If Facebook was merely a large company that people depended on to communicate that would have been bad enough. But it is a large company that people depend on to communicate that also collects, monetises and transforms the personal data that people provide to it for this communication, and then holds it in opaque systems that are always two steps behind critical political developments. This perhaps explains the simple question that Congress asked Haugen: Is it time to break up Facebook?
The pure economic argument is that as long as the company is growing, it should be allowed to keep growing; after all, it is creating jobs and growing economies. But jobs and economies do not exist outside social and political contexts and will mean nothing if societies collapse. The justification for allowing indefinite growth is feeble, particularly when the evidence that Haugen provided suggests that the company is not willing to change course on proof that it harms societies.
The company’s policies on dealing with the sociology and moral economy created by the unprecedented concentration of data in its hands are wanting. It is seemingly unable or unwilling to understand that making communication easier means that people of bad intent will also find it easier to communicate.

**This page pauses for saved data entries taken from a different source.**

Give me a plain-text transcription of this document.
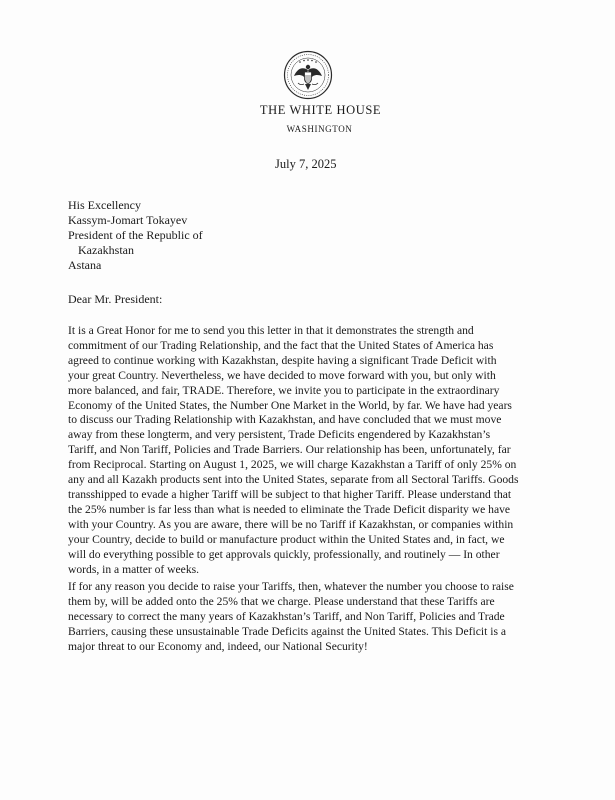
THE WHITE HOUSE
WASHINGTON
July 7, 2025
His Excellency
Kassym-Jomart Tokayev
President of the Republic of
Kazakhstan
Astana
Dear Mr. President:
It is a Great Honor for me to send you this letter in that it demonstrates the strength and
commitment of our Trading Relationship, and the fact that the United States of America has
agreed to continue working with Kazakhstan, despite having a significant Trade Deficit with
your great Country. Nevertheless, we have decided to move forward with you, but only with
more balanced, and fair, TRADE. Therefore, we invite you to participate in the extraordinary
Economy of the United States, the Number One Market in the World, by far. We have had years
to discuss our Trading Relationship with Kazakhstan, and have concluded that we must move
away from these longterm, and very persistent, Trade Deficits engendered by Kazakhstan’s
Tariff, and Non Tariff, Policies and Trade Barriers. Our relationship has been, unfortunately, far
from Reciprocal. Starting on August 1, 2025, we will charge Kazakhstan a Tariff of only 25% on
any and all Kazakh products sent into the United States, separate from all Sectoral Tariffs. Goods
transshipped to evade a higher Tariff will be subject to that higher Tariff. Please understand that
the 25% number is far less than what is needed to eliminate the Trade Deficit disparity we have
with your Country. As you are aware, there will be no Tariff if Kazakhstan, or companies within
your Country, decide to build or manufacture product within the United States and, in fact, we
will do everything possible to get approvals quickly, professionally, and routinely — In other
words, in a matter of weeks.
If for any reason you decide to raise your Tariffs, then, whatever the number you choose to raise
them by, will be added onto the 25% that we charge. Please understand that these Tariffs are
necessary to correct the many years of Kazakhstan’s Tariff, and Non Tariff, Policies and Trade
Barriers, causing these unsustainable Trade Deficits against the United States. This Deficit is a
major threat to our Economy and, indeed, our National Security!
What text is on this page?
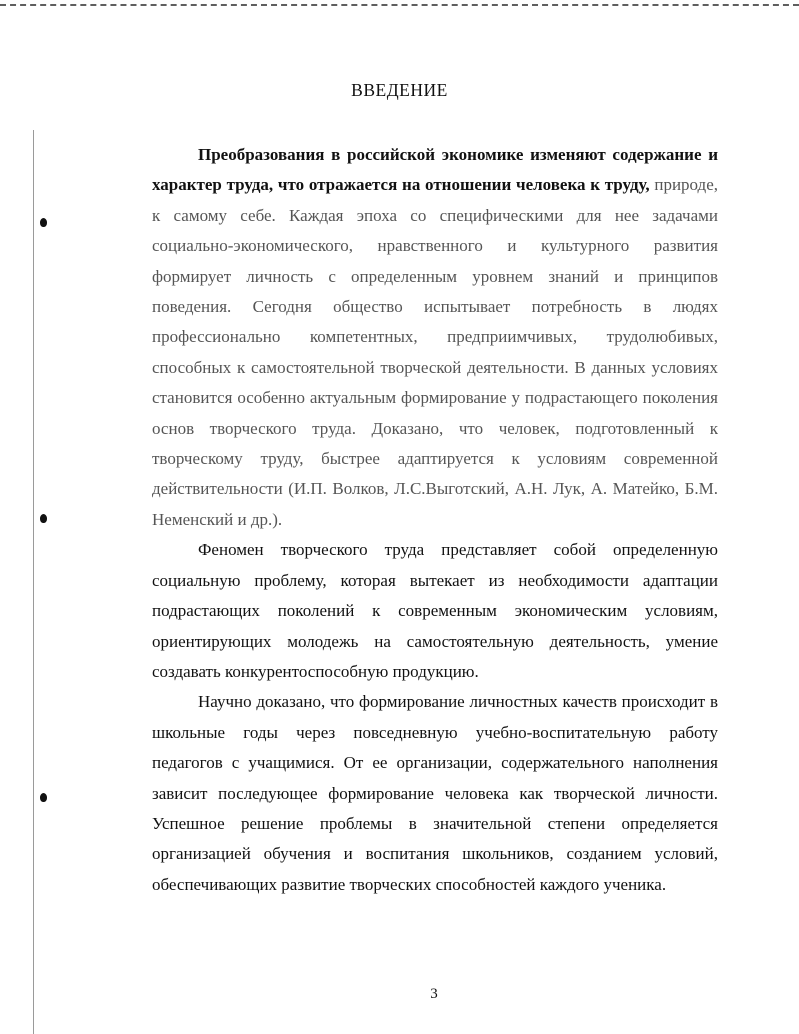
ВВЕДЕНИЕ

Преобразования в российской экономике изменяют содержание и характер труда, что отражается на отношении человека к труду, природе, к самому себе. Каждая эпоха со специфическими для нее задачами социально-экономического, нравственного и культурного развития формирует личность с определенным уровнем знаний и принципов поведения. Сегодня общество испытывает потребность в людях профессионально компетентных, предприимчивых, трудолюбивых, способных к самостоятельной творческой деятельности. В данных условиях становится особенно актуальным формирование у подрастающего поколения основ творческого труда. Доказано, что человек, подготовленный к творческому труду, быстрее адаптируется к условиям современной действительности (И.П. Волков, Л.С.Выготский, А.Н. Лук, А. Матейко, Б.М. Неменский и др.).

Феномен творческого труда представляет собой определенную социальную проблему, которая вытекает из необходимости адаптации подрастающих поколений к современным экономическим условиям, ориентирующих молодежь на самостоятельную деятельность, умение создавать конкурентоспособную продукцию.

Научно доказано, что формирование личностных качеств происходит в школьные годы через повседневную учебно-воспитательную работу педагогов с учащимися. От ее организации, содержательного наполнения зависит последующее формирование человека как творческой личности. Успешное решение проблемы в значительной степени определяется организацией обучения и воспитания школьников, созданием условий, обеспечивающих развитие творческих способностей каждого ученика.

3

There are fundamental questions of society that strike at the heart of Facebook’s business model that need more rigorous analysis than a couple of one-off company statements. Should a company be able to monetise information that people provide for free in order to maintain their social networks? Should political information be treated differently than commercial information and how? Is advertising the only model for funding social networks? What obligations do these companies have to societies or markets where they are not registered and yet still want to profit from? These are philosophical questions about the nature of society after the digital era that cannot be papered over by empty rhetoric about economic growth.